Equipment
Ingredients
Parsley Pesto
- 30 g flat-leaf parsley, leaves picked and washed
- 1 garlic, peeled
- 20 g pine nuts, lightly toasted
- 60 ml extra virgin olive oil
- 15 ml lemon juice, freshly squeezed
- 2 g sea salt
Winter Vegetables
- 100 g leek, white and light green parts only, washed thoroughly
- 100 g carrot, peeled
- 100 g parsnip, peeled
- 30 g unsalted butter
Scallops and Broth
- 600 g queen scallops, cleaned, adductor muscles removed
- 500 ml fish stock, high quality or homemade
- 50 ml dry white wine
- 2 fresh thyme, whole sprigs
Nutrition (per serving)
Method
Combine the flat-leaf parsley, garlic, toasted pine nuts, lemon juice, extra virgin olive oil, and sea salt in a food processor. Blend until a smooth, vibrant green pesto forms. Taste for seasoning, adjust if necessary, and set aside.
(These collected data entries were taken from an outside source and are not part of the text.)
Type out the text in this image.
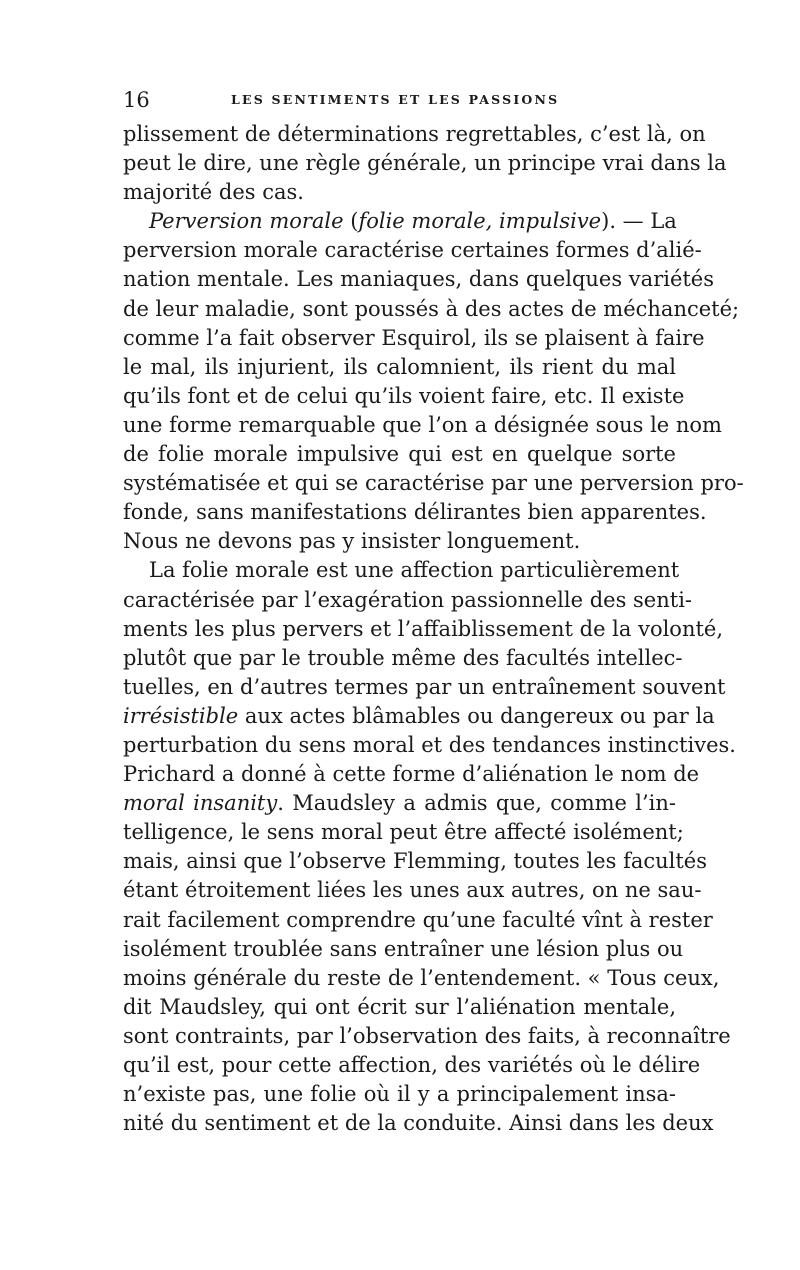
16	LES SENTIMENTS ET LES PASSIONS
plissement de déterminations regrettables, c’est là, on
peut le dire, une règle générale, un principe vrai dans la
majorité des cas.
Perversion morale (folie morale, impulsive). — La
perversion morale caractérise certaines formes d’alié-
nation mentale. Les maniaques, dans quelques variétés
de leur maladie, sont poussés à des actes de méchanceté;
comme l’a fait observer Esquirol, ils se plaisent à faire
le mal, ils injurient, ils calomnient, ils rient du mal
qu’ils font et de celui qu’ils voient faire, etc. Il existe
une forme remarquable que l’on a désignée sous le nom
de folie morale impulsive qui est en quelque sorte
systématisée et qui se caractérise par une perversion pro-
fonde, sans manifestations délirantes bien apparentes.
Nous ne devons pas y insister longuement.
La folie morale est une affection particulièrement
caractérisée par l’exagération passionnelle des senti-
ments les plus pervers et l’affaiblissement de la volonté,
plutôt que par le trouble même des facultés intellec-
tuelles, en d’autres termes par un entraînement souvent
irrésistible aux actes blâmables ou dangereux ou par la
perturbation du sens moral et des tendances instinctives.
Prichard a donné à cette forme d’aliénation le nom de
moral insanity. Maudsley a admis que, comme l’in-
telligence, le sens moral peut être affecté isolément;
mais, ainsi que l’observe Flemming, toutes les facultés
étant étroitement liées les unes aux autres, on ne sau-
rait facilement comprendre qu’une faculté vînt à rester
isolément troublée sans entraîner une lésion plus ou
moins générale du reste de l’entendement. « Tous ceux,
dit Maudsley, qui ont écrit sur l’aliénation mentale,
sont contraints, par l’observation des faits, à reconnaître
qu’il est, pour cette affection, des variétés où le délire
n’existe pas, une folie où il y a principalement insa-
nité du sentiment et de la conduite. Ainsi dans les deux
Using a chef's knife and cutting board, carefully cut the leek, carrot, and parsnip into fine, even matchsticks to ensure they cook quickly and uniformly.
Melt the unsalted butter in a sauté pan over medium heat. Add the julienned winter vegetables and cook gently, stirring occasionally, until softened but still retaining a slight bite. Remove from heat and cover to keep warm.
Rinse the queen scallops briefly under cold water and pat them completely dry with paper towels. Thoroughly wash your hands and immediately sanitize the cutting board or any surfaces that came into contact with the raw seafood to prevent cross-contamination.
In a saucepan, combine the fish stock, dry white wine, and fresh thyme sprigs. Bring the liquid to a gentle, steady simmer, maintaining a temperature of approximately 85°C (185°F). Do not allow it to reach a rolling boil.
Using a slotted spoon, gently lower the prepared scallops into the simmering stock. Poach for exactly 1 to 2 minutes until just opaque. For vulnerable populations, ensure the scallops reach a safe internal temperature of 63°C (145°F), though for optimal culinary texture they are traditionally served having reached 54°C (130°F).
Divide the warm sautéed vegetables evenly among four shallow bowls, creating a nest in the center of each. Use the slotted spoon to carefully lift the poached scallops from the liquid and arrange them elegantly over the vegetable beds.
Ladle a few tablespoons of the hot, aromatic poaching broth into the bottom of each bowl. Generously drizzle the vibrant parsley pesto over the scallops and serve immediately.
Chef's Notes
- Queen scallops are naturally smaller, sweeter, and more delicate than King scallops. They require significantly less cooking time; do not step away from the stove during the poaching phase.
- If you prefer a milder garlic flavor in your pesto, drop the whole peeled garlic clove into boiling water for 30 seconds to blanch it before blending.
- The quality of this dish relies entirely on the fish stock (fumet). Avoid dark or overly fishy stocks; a clear, lightly gelatinous stock made from white fish bones is ideal.
- Cutting your root vegetables into a precise, uniform julienne not only elevates the visual presentation but guarantees they will cook at the exact same rate, providing a refined textual contrast to the soft scallops.
Storage
Refrigerator: 1 day — Store leftover scallops, broth, vegetables, and pesto in separate airtight containers.
Reheating: Gently warm the broth and vegetables in a saucepan over low heat. Scallops should be eaten cold or at room temperature, as reheating will overcook them.